Tuesday, June 07, 2005 | First three city council members were accused of taking bribes from a strip club owner lobbying to repeal a “no touch” ordinance. The law forbids oversexed customers from pawing bottomless dancers. One councilman died and the remaining two are on trial for corruption. They claim innocence.

If the sex trial isn’t exciting enough, San Diego is caught up in a pension fund scandal. The pension fund is now about $1.5 billion in the red. The city can’t borrow money until it gets properly audited. The deficit is a bottomless pit.

The city attorney alleges the council made a secret deal with the municipal pension board to raise pension benefits while simultaneously shortchanging the fund – and hiding it from regulators. The mayor has resigned. Six former members of the pension board have been indicted for criminal conflict of interest. All claim innocence.

Snow white is the color de rigueur at City Hall.

Is there a hidden link between the “no touch” ordinance and the pension imbroglio? The clue is the word “bottomless.”

A witness has come forward with videotapes. Her stage name is Sandie Go Go, and she dances at the notorious Liars & Cheaters strip club at 202 C St. This secret after-hours club is located in the City Council chambers. After council sessions end, lights dim, drums pound and a silver pole descends from the ceiling.

Politicos, pension board members, bureaucrats, lobbyists, developers and leaders of firefighters and other unions sip libations and fix their beady eyes on the stage.

The first incident involves developers lobbying to build monster homes in environmentally sensitive open spaces. In public, the council won’t bend over for developers. But after the meeting, council members and developers who contributed to their campaigns retire to Liars & Cheaters strip club.

Sandie slides down the pole. To the dismay of her audience, she is wearing a map of the city’s protected open spaces.

“Take it off!” cry developers.

She strips off the environmental protections, until she’s down to fishnet stockings.

Leering, a big developer sticks a $100 bill into Sandie’s garters. Then another and another.

“Hey, don’t touch!” Sandie pleads, fearing arrest. “Take your money back.”

“We’re not asking for favors – quid pro quo,” protests the lobbyist. “We’re exercising our free speech rights!”

A month later, the council mysteriously approves the development, unleashing a herd of bulldozers.

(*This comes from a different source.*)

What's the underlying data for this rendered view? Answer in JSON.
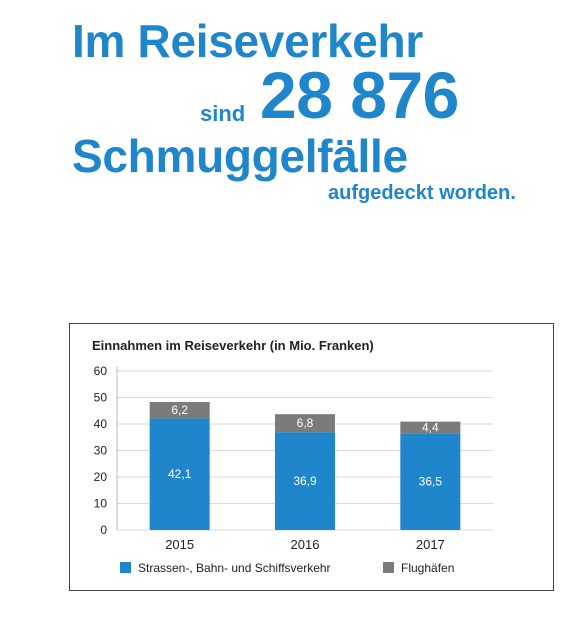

The second incident occurs in 2002. The City hasn’t paid its full contribution to the pension fund. The last mayor bet the stock market would make up the difference, but the market tanks. The pension fund is dangerously low.

If the public finds out … the City will be caught with its pants down.

“Oh my gosh!” cries the mayor, covering his rear.

The firefighter takes off his helmet and politely covers the City’s private parts.

“We won’t ask the City for full funding, if you give us extra benefits,” says Quid.

“Don’t ask, don’t tell,” says Pro, with a wink.

“What happens here, stays here!” say the Quo, just back from a strip club tour in Vegas.

The council approves the deal, with only one dissenting vote: a grumpy surf shop owner. All’s quiet … until a pension trustee who’s disgusted by the burlesque blows the whistle.

The firefighter scoots up the pole, the mayor hides beneath the seat and bureaucrats resign.

San Diegans are shocked, scandalized and (frankly) secretly delighted by the em-bare-assment of officials. But plain folks don’t yet feel the effects on their lives.

The third incident occurs when the city manager proposes a new city budget. He parades Sandie before the audience at Liars & Cheaters.

“We’re gonna have to strip some programs,” says the manager.

“What programs?” Sandie asks.

“Kids’ after-school programs,” he says.

“But kids need those programs to learn stuff and stay out of trouble.”

“You heard me. Take it off!”

“What else?” she pleads.

“Parks, recreation centers, programs for elderly and the new Central Library.”

Sandie is trembling. She’s got a head on her shoulders, and she’s done some research. In New York, the Republican mayor, facing similar catastrophic cuts to city services, courageously levied corporate taxes – and the Big Apple is thriving. But politicians dare not touch this subject in San Diego, where there appears to be a law against intimate contact with fiscal reality.

“There’s one thing we could do, instead,” Sandie says. “It will take political courage, but it will show the world we’re serious about saving our city.”

“What’s that?” nervous council members ask

Sandie bares her bottom.

Politicians gasp.

Tattooed on her cheeks are two little words:

“RAISE TAXES.”

Jonathan Freedman, a Pulitzer Prize winner, is currently corresponding with the IRS on back taxes he claims to have paid while working undercover at Liars & Cheaters.